> A general premise that you should block anything you don't recognize is flawed...

zrm · on Sept 14, 2016

> Which is why trying to maintaining a blacklist of bad things ("enumerating badness") is destined to fail.

Unfortunately it's also why "enumerating goodness" is destined to fail. It's like the instructions for securing a computer: Dig a deep hole, put the computer in the hole, throw a live grenade in the hole, and now the computer is secure.

It's not enough to be secure, it also has to do the thing the user wants it to do. If it doesn't then the users (and developers who are after the users' patronage) will figure out how to make it happen anyway, which means bypassing your validation one way or another.

The flaw is in the assumption that immediately denying something the user wants is more secure than not immediately denying something the user doesn't want, which is flawed because of the second order effects.

If the thing you put in front of Alice to prevent Mallory from sending bad things also prevents Bob from sending good things, Alice and Bob are going regard your validation as adversarial and get together to devise an alternate encoding for arbitrary data that will pass your validation. Which information theory says they can always do at the cost of some space inefficiency. But as soon as Alice starts accepting unvalidated data using that encoding method, it allows Mallory to send malicious data to Alice that will pass your validation.

The solution is to do validation as soon as possible but no sooner. If you don't know what something is but it could be valid, you have to let it go so that the thing downstream which actually does know can make that determination itself.

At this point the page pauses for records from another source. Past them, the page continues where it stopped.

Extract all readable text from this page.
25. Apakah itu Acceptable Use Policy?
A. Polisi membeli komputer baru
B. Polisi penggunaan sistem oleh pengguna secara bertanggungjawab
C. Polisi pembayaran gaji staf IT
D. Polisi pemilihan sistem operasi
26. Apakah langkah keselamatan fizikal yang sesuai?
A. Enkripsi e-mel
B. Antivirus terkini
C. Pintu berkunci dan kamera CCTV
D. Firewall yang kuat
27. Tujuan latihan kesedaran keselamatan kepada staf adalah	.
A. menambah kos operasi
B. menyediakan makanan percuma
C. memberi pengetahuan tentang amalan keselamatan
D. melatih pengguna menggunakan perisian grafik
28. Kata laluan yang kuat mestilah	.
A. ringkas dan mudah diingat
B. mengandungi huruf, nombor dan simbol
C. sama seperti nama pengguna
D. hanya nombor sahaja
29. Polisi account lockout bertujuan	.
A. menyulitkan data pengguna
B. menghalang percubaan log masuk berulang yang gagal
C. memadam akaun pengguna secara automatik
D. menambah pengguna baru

I mean I get how we got here. Some things that should be doing validation don't do it well or at all, and then people try to put validation in front of them to make up for it. But if you do that and reject something the endpoint wants (or you're e.g. stubbornly enforcing an older protocol version) then new endpoint code is going to pay the cost of encoding around you, which is expensive in efficiency and complexity and deprives you of the ability to do the validation you are equipped to do.

If the downstream code isn't doing validation correctly then it has to be fixed where it is.

> If you haven't, you should really watch the talk I linked to initially.

I don't think anything I'm saying is strongly in conflict with it. You can validate against a grammar and still treat part of the data as a black box. Obvious example is validating an IP packet without assuming anything about the payload structure.